Les jeunes demoiselles, cependant, ainsi que M. Pecksniff, avaient conservé la plus parfaite sérénité au milieu de ces petites agitations, tout en paraissant avoir entre eux une entente mystérieuse. Quand le repas fut à peu près achevé, M. Pecksniff prit un air souriant pour expliquer ainsi la cause de leur mutuelle satisfaction :

« Il est rare, Martin, que mes filles et moi nous quittions nos paisibles foyers pour nous lancer dans le cercle vertigineux des plaisirs qui tournent au dehors.
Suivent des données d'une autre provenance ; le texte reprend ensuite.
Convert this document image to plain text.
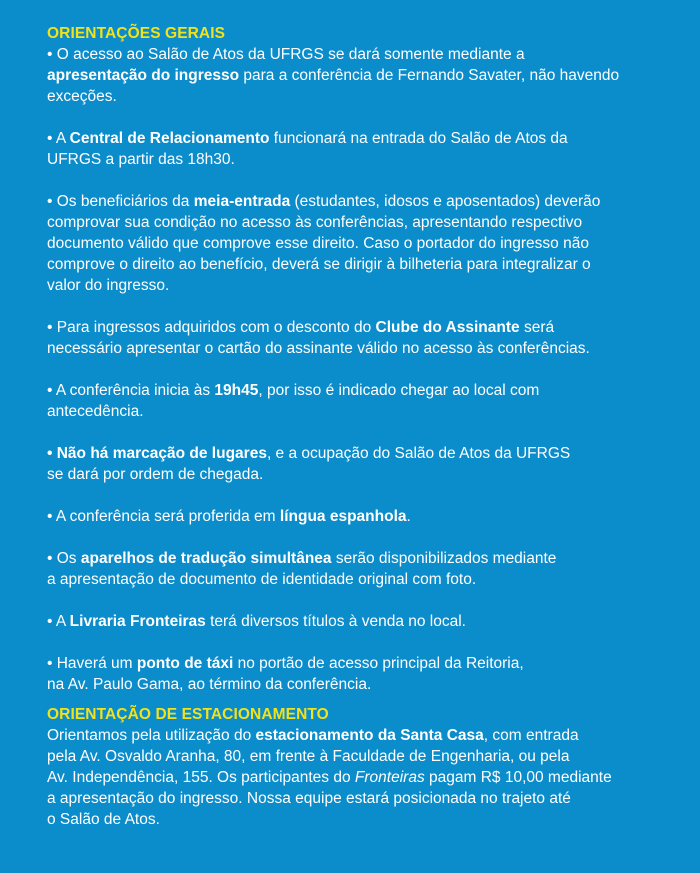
ORIENTAÇÕES GERAIS

• O acesso ao Salão de Atos da UFRGS se dará somente mediante a
apresentação do ingresso para a conferência de Fernando Savater, não havendo
exceções.

• A Central de Relacionamento funcionará na entrada do Salão de Atos da
UFRGS a partir das 18h30.

• Os beneficiários da meia-entrada (estudantes, idosos e aposentados) deverão
comprovar sua condição no acesso às conferências, apresentando respectivo
documento válido que comprove esse direito. Caso o portador do ingresso não
comprove o direito ao benefício, deverá se dirigir à bilheteria para integralizar o
valor do ingresso.

• Para ingressos adquiridos com o desconto do Clube do Assinante será
necessário apresentar o cartão do assinante válido no acesso às conferências.

• A conferência inicia às 19h45, por isso é indicado chegar ao local com
antecedência.

• Não há marcação de lugares, e a ocupação do Salão de Atos da UFRGS
se dará por ordem de chegada.

• A conferência será proferida em língua espanhola.

• Os aparelhos de tradução simultânea serão disponibilizados mediante
a apresentação de documento de identidade original com foto.

• A Livraria Fronteiras terá diversos títulos à venda no local.

• Haverá um ponto de táxi no portão de acesso principal da Reitoria,
na Av. Paulo Gama, ao término da conferência.

ORIENTAÇÃO DE ESTACIONAMENTO

Orientamos pela utilização do estacionamento da Santa Casa, com entrada
pela Av. Osvaldo Aranha, 80, em frente à Faculdade de Engenharia, ou pela
Av. Independência, 155. Os participantes do Fronteiras pagam R$ 10,00 mediante
a apresentação do ingresso. Nossa equipe estará posicionada no trajeto até
o Salão de Atos.
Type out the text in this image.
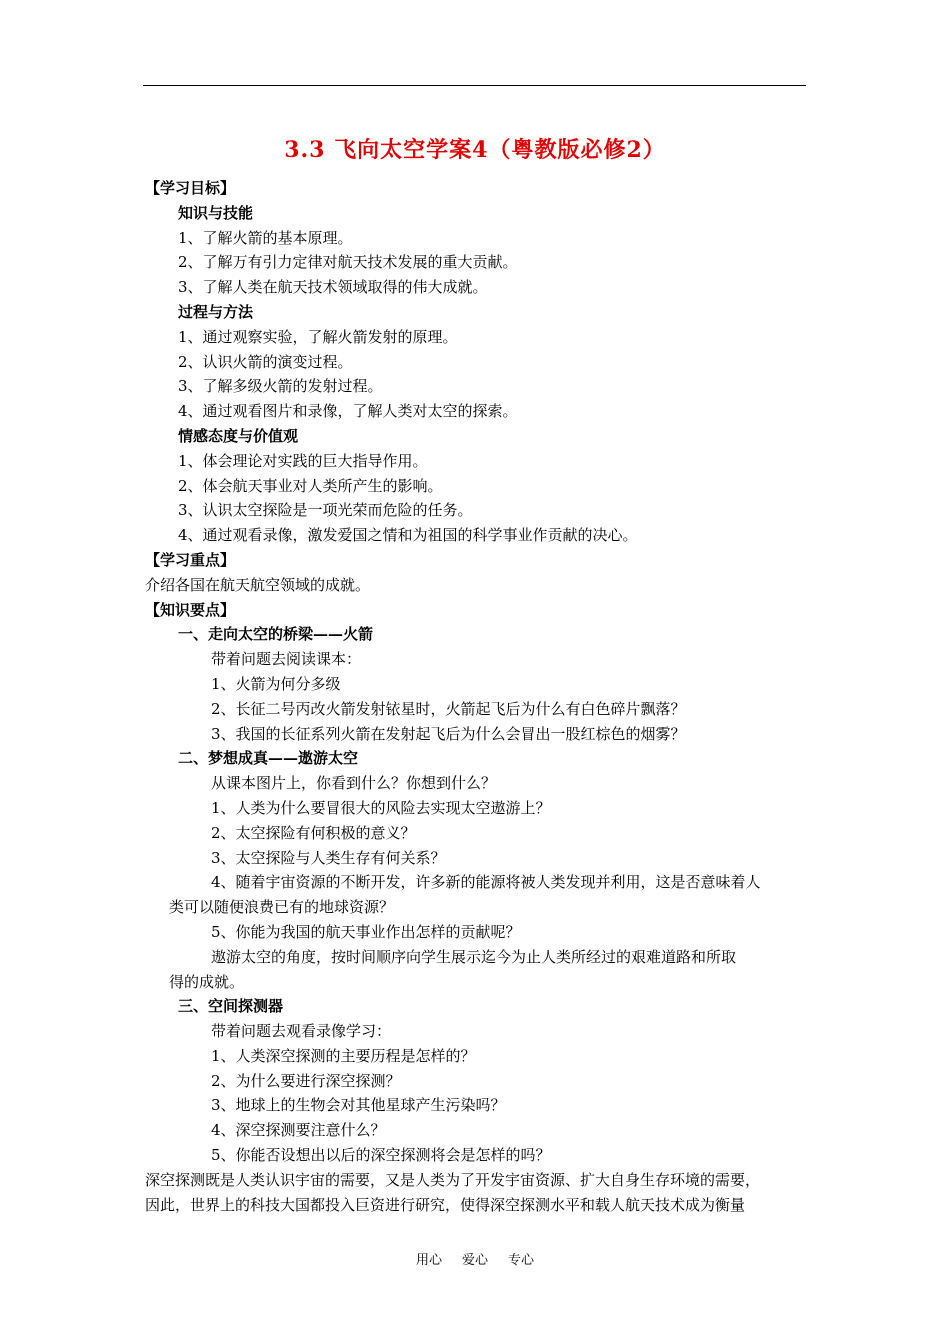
3.3 飞向太空学案4（粤教版必修2）
【学习目标】
知识与技能
1、了解火箭的基本原理。
2、了解万有引力定律对航天技术发展的重大贡献。
3、了解人类在航天技术领域取得的伟大成就。
过程与方法
1、通过观察实验，了解火箭发射的原理。
2、认识火箭的演变过程。
3、了解多级火箭的发射过程。
4、通过观看图片和录像，了解人类对太空的探索。
情感态度与价值观
1、体会理论对实践的巨大指导作用。
2、体会航天事业对人类所产生的影响。
3、认识太空探险是一项光荣而危险的任务。
4、通过观看录像，激发爱国之情和为祖国的科学事业作贡献的决心。
【学习重点】
介绍各国在航天航空领域的成就。
【知识要点】
一、走向太空的桥梁——火箭
带着问题去阅读课本：
1、火箭为何分多级
2、长征二号丙改火箭发射铱星时，火箭起飞后为什么有白色碎片飘落？
3、我国的长征系列火箭在发射起飞后为什么会冒出一股红棕色的烟雾？
二、梦想成真——遨游太空
从课本图片上，你看到什么？你想到什么？
1、人类为什么要冒很大的风险去实现太空遨游上？
2、太空探险有何积极的意义？
3、太空探险与人类生存有何关系？
4、随着宇宙资源的不断开发，许多新的能源将被人类发现并利用，这是否意味着人
类可以随便浪费已有的地球资源？
5、你能为我国的航天事业作出怎样的贡献呢？
遨游太空的角度，按时间顺序向学生展示迄今为止人类所经过的艰难道路和所取
得的成就。
三、空间探测器
带着问题去观看录像学习：
1、人类深空探测的主要历程是怎样的？
2、为什么要进行深空探测？
3、地球上的生物会对其他星球产生污染吗？
4、深空探测要注意什么？
5、你能否设想出以后的深空探测将会是怎样的吗？
深空探测既是人类认识宇宙的需要，又是人类为了开发宇宙资源、扩大自身生存环境的需要，
因此，世界上的科技大国都投入巨资进行研究，使得深空探测水平和载人航天技术成为衡量
用心 爱心 专心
Mais aujourd’hui, pourtant, nous en avons l’intention.

— En vérité, monsieur ? s’écria le nouvel élève.

— Oui, dit M. Pecksniff, frappant sa main gauche avec une lettre qu’il tenait dans sa main droite. Je suis invité à me rendre à Londres pour affaire qui concerne notre profession, mon cher Martin, strictement pour affaire de profession. Il y a longtemps que j’ai promis à mes filles qu’elles m’accompagneraient en pareille occasion. Nous partirons d’ici à la nuit, en diligence, comme la colombe de l’arche, mon cher Martin, et il se passera une semaine avant que nous déposions, au retour, notre branche d’olivier sur le seuil ; quand je dis notre branche d’olivier, fit remarquer M. Pecksniff, j’entends notre modeste bagage.

— J’espère, dit Martin, que ces demoiselles seront satisfaites de leur petit voyage.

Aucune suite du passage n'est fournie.